What change do you feel in yourself compared to your last five years?

Posted by admin - March 14, 2021

Girl feels along

Five years ago, I was really not well at all.

My narcissistic pervert mother was always after me. Constantly infantilizing myself and isolating myself from everyone, I really felt lost. I needed air, I needed to get away as quickly as possible, I was suffocating too much. To have to please while being afraid of disappointing.

It was in 2018 that I developed the plan to go far away so as not to have any connection with anyone in the family. Anyway, I had never had an affinity with anyone in my immediate family.

My choice fell on Abidjan. There, having studied the field, I knew that it was easy to do business as long as I ran into honest people because there, scams are commonplace.

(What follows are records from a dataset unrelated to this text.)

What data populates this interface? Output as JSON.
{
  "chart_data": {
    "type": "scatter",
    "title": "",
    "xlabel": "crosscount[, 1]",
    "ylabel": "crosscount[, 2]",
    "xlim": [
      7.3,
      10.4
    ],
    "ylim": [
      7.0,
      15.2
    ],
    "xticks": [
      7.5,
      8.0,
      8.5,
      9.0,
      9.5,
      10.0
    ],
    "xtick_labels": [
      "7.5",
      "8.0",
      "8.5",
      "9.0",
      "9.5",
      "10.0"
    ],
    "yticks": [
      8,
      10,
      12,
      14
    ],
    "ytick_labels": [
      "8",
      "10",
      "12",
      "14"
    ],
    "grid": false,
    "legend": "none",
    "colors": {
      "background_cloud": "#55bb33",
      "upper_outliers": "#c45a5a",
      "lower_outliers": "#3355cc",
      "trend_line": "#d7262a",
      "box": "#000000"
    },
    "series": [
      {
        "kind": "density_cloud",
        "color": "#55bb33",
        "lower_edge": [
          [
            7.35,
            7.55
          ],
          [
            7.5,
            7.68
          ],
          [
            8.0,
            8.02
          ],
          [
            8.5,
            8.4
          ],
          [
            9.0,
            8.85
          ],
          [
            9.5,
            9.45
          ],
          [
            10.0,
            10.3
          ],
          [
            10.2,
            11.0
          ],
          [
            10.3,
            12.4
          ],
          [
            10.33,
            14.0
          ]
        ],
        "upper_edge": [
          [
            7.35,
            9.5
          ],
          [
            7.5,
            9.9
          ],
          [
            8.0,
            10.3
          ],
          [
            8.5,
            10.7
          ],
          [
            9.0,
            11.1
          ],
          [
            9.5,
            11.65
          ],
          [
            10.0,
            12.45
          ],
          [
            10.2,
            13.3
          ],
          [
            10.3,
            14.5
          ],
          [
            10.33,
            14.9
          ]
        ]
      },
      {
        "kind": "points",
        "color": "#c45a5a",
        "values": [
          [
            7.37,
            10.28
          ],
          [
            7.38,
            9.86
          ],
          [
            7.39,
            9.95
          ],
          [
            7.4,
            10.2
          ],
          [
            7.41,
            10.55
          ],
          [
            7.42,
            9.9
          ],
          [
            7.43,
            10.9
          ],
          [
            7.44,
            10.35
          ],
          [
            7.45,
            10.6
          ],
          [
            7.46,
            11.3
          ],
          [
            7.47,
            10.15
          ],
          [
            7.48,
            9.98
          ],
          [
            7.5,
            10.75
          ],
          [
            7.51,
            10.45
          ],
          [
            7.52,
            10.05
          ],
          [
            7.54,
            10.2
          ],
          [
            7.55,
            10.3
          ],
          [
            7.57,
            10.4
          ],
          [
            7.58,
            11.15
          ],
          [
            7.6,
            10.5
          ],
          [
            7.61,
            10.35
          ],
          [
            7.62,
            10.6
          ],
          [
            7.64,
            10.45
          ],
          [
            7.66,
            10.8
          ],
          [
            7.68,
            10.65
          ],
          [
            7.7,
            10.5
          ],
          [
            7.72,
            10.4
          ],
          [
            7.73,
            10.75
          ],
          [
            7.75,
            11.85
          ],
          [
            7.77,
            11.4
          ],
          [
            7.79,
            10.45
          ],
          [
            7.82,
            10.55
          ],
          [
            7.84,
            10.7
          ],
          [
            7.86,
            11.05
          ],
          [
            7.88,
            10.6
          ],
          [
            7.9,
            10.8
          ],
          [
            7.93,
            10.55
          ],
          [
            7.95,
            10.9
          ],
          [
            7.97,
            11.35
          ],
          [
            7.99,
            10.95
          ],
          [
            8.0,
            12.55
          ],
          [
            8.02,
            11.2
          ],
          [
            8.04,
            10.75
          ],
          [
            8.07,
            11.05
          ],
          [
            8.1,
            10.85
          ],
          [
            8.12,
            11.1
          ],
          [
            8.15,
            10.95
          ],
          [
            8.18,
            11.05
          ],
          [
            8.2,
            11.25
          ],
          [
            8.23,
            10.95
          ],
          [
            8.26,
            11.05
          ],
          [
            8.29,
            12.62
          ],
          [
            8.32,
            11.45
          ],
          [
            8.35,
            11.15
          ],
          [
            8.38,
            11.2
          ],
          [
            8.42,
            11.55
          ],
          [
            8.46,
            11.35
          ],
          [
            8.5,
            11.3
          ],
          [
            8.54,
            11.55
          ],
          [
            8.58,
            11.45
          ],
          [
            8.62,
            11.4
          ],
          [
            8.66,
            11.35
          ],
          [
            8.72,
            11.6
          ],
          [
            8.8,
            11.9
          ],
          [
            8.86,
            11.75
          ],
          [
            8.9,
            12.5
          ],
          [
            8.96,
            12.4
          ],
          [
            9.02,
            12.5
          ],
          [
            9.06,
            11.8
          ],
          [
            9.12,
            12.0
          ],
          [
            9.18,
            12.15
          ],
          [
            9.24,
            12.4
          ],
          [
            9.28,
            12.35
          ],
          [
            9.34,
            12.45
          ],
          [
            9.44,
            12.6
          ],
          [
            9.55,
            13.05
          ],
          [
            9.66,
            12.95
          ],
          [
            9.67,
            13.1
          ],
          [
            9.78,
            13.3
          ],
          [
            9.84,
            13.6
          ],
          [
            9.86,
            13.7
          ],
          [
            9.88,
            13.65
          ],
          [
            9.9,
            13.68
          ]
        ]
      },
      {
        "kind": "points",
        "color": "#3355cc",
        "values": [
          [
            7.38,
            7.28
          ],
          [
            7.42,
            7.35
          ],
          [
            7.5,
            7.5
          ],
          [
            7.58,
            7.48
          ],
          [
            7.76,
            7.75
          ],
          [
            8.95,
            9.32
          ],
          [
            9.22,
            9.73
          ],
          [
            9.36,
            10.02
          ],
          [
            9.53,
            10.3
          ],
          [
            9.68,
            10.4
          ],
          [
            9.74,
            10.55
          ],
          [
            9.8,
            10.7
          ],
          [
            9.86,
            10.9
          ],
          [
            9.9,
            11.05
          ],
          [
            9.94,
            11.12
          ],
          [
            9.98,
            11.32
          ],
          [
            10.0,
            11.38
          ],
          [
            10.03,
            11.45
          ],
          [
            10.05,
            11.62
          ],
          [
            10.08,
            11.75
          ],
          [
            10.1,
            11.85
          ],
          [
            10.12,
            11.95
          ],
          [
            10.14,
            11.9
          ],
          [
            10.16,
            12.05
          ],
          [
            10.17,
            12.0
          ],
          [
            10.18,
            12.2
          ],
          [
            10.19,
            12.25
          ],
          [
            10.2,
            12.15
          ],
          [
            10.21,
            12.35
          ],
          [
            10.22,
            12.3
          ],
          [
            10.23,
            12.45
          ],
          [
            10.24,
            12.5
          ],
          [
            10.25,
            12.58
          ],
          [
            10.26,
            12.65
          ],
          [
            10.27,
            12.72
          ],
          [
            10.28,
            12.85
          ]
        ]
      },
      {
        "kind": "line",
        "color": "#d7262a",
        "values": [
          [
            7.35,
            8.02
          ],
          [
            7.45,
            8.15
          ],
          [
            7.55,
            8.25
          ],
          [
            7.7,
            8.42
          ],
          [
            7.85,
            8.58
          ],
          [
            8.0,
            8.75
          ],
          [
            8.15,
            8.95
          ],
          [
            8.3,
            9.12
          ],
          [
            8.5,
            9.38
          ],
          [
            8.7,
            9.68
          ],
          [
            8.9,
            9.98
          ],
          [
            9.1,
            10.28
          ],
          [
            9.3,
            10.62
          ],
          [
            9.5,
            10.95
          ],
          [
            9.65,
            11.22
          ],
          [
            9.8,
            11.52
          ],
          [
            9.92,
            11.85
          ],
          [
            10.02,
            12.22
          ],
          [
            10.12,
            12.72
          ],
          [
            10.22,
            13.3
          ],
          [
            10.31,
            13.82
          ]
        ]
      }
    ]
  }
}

If my project could succeed thanks to high-placed and honest people, on the other hand, sentimental question, it was quite different. Not only did my mother not support me but in addition, my companion at the time was a narcissistic pervert too. My professional project was not at all successful.

I stayed for a while. Until my mom really pushed me over the edge by really hurting me, I had decided once and for all to cut ties with her. Definitely.

I also saw that my relationship with my husband was not going to end in anything positive either. It is a very influential man in Ivory Coast who helped me to return home.

It was really from there that the change started to take place in me. It was like a second birth. I learned to love myself, to take care of myself, to do the things I love, to appreciate life as it is.

This change was so drastic that I and my former colleague from the Alps, with whom I had kept in touch for a long time, are madly in love with each other. And it's going pretty well.

I think it's the fact of having literally changed that attracts him more today. Before, we appreciated each other without more. Things are different today.

Looking back, realizing that nothing positive was coming out of my relationship with my mother, I didn't want to contact her at all, neither now nor ever.

Of course, there was another solution than to use the big means to want to change continent but I had tried to beg my mother to let me breathe but the more I ran away, the more she caught up with me. Sometimes with threats. The entourage has always wondered if my mother would not exaggerate a little too much.

I am free and quiet now. I am at peace. I am another woman. And I see things from another angle with resources hitherto unsuspected.